In my view, housing, health and care commissioners, providers and policymakers must develop a more holistic response to the growing cancer challenge faced by increasing numbers of older people. For example, by considering the social or environmental challenges older people face on discharge from treatment or at end of life, providers can work together efficiently to deliver the person-centred services in the best environment and achieve better personal outcomes. We all need to focus on what matters to someone with cancer.

In addition, specialist housing, care and health providers should work with older people so they can co-design their own care plan and identify how they wish to be supported to live and die at home, whether within their schemes or in the community.

For many people living with cancer, appropriate and high quality housing can promote self-care, support treatment and help avoid future admissions to hospital or residential or nursing homes. This is evidenced in a selection of excellent advocacy stories on the experiences of older people captured in Facing Cancer Together (opens new window) and Every Step of the Way (opens new window) by the Older People’s Advocacy Alliance.

However, building on these personal stories and professional-led local NHS England transformation plans, we need a more collaborative approach that can deliver the full benefits of the range of options available so that care and treatment moves from hospitals to the community. That will empower users and ensure respect for their values, preferences and needs, including their housing choices.

Faced with the crisis of a cancer diagnosis or the rigours of an exhausting treatment programme, information and choices about appropriate, high-quality housing will play a vital role in the decisions people make about their care. Furthermore, housing with care providers should be working with local NHS cancer services and organisations such as Macmillan to ensure residents can receive treatment in their homes if that is their wish – as it usually is.

So what next for the sector? We want to create a new norm where a person’s housing is seen as playing a vital role in their recovery from cancer or ensuring individuals can receive treatment at home as they approach death.

The residents in the scheme I referred to earlier are doing their bit to face the growing cancer challenge. Shouldn’t we all be emulating them?


Comments

Posted on by Angela Cavill-Burch

Design of extra care facilities does not help with this as we have found to our cost. i have often seen those with cancer having to spend their final days in a hospital bed placed in their living room because the bedrooms in these facilities are too small for two single beds one of which is a hospital bed.

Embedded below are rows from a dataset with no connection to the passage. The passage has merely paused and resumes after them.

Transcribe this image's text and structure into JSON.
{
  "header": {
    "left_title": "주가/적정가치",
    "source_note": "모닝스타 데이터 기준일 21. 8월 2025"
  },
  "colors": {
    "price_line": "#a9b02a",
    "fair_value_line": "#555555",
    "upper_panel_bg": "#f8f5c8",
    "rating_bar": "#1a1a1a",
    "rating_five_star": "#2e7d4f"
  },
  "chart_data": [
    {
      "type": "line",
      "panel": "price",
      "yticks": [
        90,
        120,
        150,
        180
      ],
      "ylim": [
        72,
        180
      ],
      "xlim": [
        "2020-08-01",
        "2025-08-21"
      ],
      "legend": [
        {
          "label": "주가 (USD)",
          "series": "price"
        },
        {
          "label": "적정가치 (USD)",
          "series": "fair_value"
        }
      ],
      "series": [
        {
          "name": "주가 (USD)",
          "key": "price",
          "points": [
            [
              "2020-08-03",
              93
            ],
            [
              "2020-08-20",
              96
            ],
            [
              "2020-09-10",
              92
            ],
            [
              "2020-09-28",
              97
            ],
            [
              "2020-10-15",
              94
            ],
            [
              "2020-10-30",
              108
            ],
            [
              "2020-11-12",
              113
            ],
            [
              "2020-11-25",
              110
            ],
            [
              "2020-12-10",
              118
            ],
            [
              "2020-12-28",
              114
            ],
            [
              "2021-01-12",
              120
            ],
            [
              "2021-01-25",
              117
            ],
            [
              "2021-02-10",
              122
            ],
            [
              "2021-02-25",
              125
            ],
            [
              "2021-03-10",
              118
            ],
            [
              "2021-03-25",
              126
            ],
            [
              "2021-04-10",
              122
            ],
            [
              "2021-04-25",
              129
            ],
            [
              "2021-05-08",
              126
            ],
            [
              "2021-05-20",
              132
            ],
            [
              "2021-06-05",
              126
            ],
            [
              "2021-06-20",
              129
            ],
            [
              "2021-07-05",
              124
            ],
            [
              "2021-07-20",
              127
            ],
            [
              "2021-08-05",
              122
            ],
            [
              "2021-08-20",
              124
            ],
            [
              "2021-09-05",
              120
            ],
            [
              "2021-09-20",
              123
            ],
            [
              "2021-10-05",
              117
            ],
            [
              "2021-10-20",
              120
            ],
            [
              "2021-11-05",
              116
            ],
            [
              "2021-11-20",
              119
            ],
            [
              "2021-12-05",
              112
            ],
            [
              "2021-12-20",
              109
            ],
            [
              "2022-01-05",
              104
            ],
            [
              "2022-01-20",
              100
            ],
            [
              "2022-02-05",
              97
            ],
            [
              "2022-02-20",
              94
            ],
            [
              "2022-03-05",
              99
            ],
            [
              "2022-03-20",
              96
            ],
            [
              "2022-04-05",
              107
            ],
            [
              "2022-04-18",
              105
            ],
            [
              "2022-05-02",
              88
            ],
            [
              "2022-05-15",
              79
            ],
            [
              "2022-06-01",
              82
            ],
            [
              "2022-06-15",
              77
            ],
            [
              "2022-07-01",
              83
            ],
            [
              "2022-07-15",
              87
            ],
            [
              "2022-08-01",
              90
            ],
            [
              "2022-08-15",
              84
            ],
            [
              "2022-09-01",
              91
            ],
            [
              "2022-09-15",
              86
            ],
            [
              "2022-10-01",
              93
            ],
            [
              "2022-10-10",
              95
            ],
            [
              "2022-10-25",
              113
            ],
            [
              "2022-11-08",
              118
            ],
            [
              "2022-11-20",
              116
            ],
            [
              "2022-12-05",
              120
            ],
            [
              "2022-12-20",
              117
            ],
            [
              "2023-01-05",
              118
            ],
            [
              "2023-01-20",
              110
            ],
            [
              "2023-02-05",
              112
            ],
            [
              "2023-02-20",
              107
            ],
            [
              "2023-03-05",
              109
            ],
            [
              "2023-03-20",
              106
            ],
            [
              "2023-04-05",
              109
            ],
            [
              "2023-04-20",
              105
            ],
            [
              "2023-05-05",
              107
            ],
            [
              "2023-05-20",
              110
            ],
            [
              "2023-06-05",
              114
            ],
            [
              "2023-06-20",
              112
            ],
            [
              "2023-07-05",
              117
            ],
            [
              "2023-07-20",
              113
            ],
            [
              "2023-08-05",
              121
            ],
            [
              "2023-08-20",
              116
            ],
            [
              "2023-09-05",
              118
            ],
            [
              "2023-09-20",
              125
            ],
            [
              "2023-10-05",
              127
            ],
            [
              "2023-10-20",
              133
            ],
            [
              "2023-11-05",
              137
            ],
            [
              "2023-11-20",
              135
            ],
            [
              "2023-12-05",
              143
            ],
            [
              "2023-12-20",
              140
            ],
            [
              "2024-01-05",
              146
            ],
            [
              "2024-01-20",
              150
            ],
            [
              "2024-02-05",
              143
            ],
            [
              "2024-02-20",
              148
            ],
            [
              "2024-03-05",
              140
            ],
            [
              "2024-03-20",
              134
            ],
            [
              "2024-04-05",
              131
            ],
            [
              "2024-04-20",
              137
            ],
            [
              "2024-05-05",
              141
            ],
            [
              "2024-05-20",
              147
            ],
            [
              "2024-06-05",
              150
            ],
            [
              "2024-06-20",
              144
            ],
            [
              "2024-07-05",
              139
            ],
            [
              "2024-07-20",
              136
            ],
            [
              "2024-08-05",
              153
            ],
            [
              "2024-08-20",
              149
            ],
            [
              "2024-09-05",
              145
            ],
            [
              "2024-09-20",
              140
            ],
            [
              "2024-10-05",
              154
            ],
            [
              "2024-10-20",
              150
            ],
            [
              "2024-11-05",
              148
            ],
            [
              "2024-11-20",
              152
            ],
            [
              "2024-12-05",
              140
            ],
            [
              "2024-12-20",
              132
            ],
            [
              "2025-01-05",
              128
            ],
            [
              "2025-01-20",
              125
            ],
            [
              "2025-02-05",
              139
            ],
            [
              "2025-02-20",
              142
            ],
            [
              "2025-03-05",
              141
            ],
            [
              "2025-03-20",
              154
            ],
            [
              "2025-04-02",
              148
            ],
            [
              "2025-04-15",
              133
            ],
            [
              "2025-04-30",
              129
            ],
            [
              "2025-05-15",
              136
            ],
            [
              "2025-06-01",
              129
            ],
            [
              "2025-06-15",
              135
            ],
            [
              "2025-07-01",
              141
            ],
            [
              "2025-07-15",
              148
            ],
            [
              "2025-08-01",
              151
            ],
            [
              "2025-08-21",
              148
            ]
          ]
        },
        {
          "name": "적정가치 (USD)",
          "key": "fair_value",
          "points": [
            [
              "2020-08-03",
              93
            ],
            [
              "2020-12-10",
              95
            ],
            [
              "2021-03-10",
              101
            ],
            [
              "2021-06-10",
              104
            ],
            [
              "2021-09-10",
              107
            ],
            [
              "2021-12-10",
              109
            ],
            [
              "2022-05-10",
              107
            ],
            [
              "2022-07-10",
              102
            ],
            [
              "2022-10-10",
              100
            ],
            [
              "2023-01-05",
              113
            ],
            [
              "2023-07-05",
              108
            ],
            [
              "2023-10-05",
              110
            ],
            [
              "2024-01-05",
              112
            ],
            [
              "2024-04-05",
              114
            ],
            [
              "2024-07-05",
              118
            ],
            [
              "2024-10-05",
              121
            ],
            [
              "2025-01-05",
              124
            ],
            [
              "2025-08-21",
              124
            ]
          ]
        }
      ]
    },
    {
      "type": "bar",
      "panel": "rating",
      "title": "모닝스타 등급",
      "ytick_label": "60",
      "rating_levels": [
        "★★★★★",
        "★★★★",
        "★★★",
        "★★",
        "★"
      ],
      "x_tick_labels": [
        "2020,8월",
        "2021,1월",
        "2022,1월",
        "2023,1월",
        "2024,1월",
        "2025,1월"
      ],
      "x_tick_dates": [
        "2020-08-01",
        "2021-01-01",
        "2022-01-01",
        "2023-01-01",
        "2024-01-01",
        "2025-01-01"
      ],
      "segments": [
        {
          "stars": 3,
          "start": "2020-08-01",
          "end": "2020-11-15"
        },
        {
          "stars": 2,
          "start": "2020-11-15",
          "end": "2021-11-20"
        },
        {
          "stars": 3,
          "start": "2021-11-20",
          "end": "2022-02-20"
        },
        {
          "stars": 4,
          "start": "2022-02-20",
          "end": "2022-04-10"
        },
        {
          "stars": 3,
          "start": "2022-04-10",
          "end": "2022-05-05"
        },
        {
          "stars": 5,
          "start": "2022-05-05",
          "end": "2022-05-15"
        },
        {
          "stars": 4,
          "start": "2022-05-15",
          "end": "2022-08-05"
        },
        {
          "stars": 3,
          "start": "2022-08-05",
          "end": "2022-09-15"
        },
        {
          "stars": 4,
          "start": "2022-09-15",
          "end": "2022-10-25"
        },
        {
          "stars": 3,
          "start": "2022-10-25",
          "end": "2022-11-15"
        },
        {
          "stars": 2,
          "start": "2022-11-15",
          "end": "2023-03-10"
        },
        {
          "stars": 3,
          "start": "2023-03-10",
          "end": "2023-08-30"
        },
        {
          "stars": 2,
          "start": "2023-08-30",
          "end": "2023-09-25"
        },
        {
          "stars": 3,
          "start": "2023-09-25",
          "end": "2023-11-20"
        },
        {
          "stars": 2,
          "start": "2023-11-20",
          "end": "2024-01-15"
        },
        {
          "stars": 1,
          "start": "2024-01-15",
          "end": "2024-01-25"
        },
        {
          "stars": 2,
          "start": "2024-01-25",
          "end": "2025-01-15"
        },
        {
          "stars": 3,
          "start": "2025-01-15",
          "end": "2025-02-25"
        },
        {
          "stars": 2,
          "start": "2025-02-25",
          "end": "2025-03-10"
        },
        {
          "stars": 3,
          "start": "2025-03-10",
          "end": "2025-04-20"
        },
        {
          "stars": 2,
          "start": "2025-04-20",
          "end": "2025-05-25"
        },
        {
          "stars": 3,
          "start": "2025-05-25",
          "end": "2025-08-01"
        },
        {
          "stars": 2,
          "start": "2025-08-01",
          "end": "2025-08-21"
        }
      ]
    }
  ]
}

Many only have one bathroom exposing someone who is immune compromised to extra risk from all those "under trained, under funded" care-workers coming in. Until the designers of extra care units start listening to people like me with lived experience of the limits their poor designs put on people nothing will change for the good of sick people living in such units.

Posted on by Nicky Ellison

I agree with Jeremy's thoughts and I have found that these are very locally based outcomes with the gel being organisations such as Macmillan - and the success dependant on whether the cancer treatment and care is pulled together by such organisations or sitting in silos with health, ASC and family. We need to be braver in talking to all our residents in supported living about how they can take control of areas of their lives even when they cannot change the final destination. It remains a taboo that I think is instigated by illness feeling uncomfortable with the idea rather than our residents - it is about empowering and enabling individuals to make choices and take control. It is such a rewarding experience when a difficult, painful journey is travelled in a positive, honest and supportive way. Maybe what is needed is a structured approach as to how we can raise this awareness on a generic level not just individually. Lack of flexibility on homecare provision is also a factor as palliative care is time consuming and requires intensive input to be delivered effectively.